U.S. President John F. Kennedy was assassinated on Nov. 22, 1963, when he was traveling through Dallas, Texas, in an open-top convertible. The 35th president of the United States was shot by Lee Harvey Oswald as the motorcade passed the Texas School Book Depository.

While investigation into Kennedy's death revealed that Oswald acted alone in the assassination, several conspiracy theories surfaced after the prime suspect was himself killed before he could be prosecuted.

This month, new evidence uncovered in the secret diaries of Cold War spy Douglas DeWitt Bazata revealed that his longtime close friend and fellow spy, René Alexander Dussaq, was a “primary organizer and plotter” of Kennedy’s assassination.

The diaries reveal that Dussaq might even have fired the fatal “shot or shots” that killed Kennedy, according to author Robert K. Wilcox’s latest book, “Target: JFK, The Spy Who Killed Kennedy?,” which went out for sale Nov. 14.

The Warren Commission, which was established to investigate Kennedy's assassination, concluded in 1964 that Oswald killed Kennedy by acting alone, and that Oswald was not part of any conspiracy. Three other U.S. government investigations, in 1968, 1975, and 1978-79, confirmed the Warren Commission's conclusion that two shots had struck Kennedy from behind.

However, in 1978, the House Select Committee on Assassinations decided that there was a high probability that a second gunman fired at Kennedy and that he was "probably assassinated as a conspiracy."
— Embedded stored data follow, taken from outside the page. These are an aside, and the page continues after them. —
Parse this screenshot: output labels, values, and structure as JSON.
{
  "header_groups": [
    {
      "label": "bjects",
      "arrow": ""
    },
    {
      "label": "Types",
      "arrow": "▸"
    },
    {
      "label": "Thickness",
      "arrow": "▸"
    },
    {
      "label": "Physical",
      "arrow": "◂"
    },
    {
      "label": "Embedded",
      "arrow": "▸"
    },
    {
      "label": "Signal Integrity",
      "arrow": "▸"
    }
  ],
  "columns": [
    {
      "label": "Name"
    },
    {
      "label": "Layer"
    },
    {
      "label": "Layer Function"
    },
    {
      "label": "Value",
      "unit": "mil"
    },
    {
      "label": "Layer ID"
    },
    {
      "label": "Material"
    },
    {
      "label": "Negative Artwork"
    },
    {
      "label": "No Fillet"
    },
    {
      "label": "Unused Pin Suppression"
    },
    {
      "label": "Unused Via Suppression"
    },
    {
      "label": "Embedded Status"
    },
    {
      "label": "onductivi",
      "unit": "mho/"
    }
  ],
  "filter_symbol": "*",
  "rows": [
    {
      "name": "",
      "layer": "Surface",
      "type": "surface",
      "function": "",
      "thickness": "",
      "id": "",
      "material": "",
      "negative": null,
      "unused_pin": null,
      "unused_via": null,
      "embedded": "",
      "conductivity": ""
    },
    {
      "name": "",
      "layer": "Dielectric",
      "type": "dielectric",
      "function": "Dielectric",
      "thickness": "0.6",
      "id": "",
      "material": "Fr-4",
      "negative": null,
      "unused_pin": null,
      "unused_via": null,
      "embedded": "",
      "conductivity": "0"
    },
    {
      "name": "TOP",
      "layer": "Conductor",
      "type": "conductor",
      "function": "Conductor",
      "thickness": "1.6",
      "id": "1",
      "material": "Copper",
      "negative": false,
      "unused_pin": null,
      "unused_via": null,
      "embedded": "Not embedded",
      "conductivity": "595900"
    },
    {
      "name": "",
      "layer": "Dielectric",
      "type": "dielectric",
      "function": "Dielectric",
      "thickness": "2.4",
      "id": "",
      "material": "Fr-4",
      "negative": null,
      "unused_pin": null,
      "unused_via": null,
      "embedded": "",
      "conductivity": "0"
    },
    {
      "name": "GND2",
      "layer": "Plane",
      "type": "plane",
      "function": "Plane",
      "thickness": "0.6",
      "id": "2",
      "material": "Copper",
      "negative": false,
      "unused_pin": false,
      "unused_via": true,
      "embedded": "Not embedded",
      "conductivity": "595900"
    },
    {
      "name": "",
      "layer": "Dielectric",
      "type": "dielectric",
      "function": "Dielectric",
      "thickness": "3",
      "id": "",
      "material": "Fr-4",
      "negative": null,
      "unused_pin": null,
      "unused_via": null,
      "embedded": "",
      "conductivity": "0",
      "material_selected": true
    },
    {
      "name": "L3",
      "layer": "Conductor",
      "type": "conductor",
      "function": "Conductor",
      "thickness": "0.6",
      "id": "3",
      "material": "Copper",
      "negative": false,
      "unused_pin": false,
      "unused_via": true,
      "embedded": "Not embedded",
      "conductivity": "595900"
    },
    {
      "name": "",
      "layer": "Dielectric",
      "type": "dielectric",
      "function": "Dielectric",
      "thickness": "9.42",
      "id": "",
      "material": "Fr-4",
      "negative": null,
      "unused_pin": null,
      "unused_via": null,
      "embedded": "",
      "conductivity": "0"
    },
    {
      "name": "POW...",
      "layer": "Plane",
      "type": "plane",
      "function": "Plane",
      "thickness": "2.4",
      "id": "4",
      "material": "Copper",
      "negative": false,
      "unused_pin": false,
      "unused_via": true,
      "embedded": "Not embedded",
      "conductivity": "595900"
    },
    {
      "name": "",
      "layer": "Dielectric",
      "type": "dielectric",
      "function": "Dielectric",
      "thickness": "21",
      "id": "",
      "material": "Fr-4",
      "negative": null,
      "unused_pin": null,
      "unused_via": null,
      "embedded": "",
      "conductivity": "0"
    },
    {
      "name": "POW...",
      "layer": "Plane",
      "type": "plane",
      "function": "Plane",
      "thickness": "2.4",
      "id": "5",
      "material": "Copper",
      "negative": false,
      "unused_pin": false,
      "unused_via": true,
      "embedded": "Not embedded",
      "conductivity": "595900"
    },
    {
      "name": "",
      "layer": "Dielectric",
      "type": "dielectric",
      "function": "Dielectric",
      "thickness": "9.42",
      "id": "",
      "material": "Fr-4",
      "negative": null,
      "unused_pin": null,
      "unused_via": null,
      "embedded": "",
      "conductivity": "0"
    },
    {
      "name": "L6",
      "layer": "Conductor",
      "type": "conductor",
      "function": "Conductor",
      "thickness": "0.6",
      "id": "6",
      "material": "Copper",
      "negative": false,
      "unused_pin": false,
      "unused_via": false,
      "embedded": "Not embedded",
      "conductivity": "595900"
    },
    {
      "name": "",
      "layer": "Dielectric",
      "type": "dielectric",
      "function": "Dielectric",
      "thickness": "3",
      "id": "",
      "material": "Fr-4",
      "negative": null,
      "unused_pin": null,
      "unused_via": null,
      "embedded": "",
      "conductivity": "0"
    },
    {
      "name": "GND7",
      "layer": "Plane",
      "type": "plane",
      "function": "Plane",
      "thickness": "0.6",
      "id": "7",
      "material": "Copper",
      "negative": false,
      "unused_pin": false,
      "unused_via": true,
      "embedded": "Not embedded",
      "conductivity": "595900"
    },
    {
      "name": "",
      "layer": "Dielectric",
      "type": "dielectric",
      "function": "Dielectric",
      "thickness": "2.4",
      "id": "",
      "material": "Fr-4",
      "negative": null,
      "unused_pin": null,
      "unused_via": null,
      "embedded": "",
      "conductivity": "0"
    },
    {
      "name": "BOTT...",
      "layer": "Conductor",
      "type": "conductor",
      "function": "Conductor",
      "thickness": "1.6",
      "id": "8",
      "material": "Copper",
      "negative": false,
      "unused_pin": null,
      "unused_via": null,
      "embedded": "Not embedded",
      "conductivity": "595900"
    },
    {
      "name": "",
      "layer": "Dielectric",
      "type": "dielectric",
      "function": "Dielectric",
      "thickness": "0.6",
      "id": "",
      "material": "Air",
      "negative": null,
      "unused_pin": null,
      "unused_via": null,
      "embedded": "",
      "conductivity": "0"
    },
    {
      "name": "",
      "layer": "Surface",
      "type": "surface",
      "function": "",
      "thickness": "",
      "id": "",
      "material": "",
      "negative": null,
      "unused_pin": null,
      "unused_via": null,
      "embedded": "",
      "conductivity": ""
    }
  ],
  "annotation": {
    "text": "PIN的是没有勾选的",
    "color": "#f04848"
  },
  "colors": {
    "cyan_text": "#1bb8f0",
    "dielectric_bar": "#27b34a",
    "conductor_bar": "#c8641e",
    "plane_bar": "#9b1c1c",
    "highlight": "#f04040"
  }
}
But, this finding was rejected five years ago by a team of historians and retired secret service officers, who used the latest digital technology to analyze all the available clues and offered a "categorical confirmation" that Oswald acted alone.

In the September 1964 report, the Warren Commission stated that Oswald fired three shots from behind the presidential motorcade on the sixth floor in the Texas School Book Depository (TSBD) building using a Mannlicher-Carcano rifle, killing Kennedy and injuring then-Texas Gov. John Connally and one bystander, James Tague. Oswald worked in the TSBD. Oswald’s rifle was found on the sixth floor along with three spent cartridges from rifle shots. 

Oswald never got the chance to stand trial as two days after being charged with murdering the president and Dallas Police Officer J.D. Tippit -- whom authorities claim Oswald shot to death with a revolver while authorities were in pursuit of Oswald -- Dallas nightclub owner Jack Ruby shot and killed Oswald, on Nov. 24, 1963, when he was being transferred by police from a Dallas police station cell to a nearby county jail.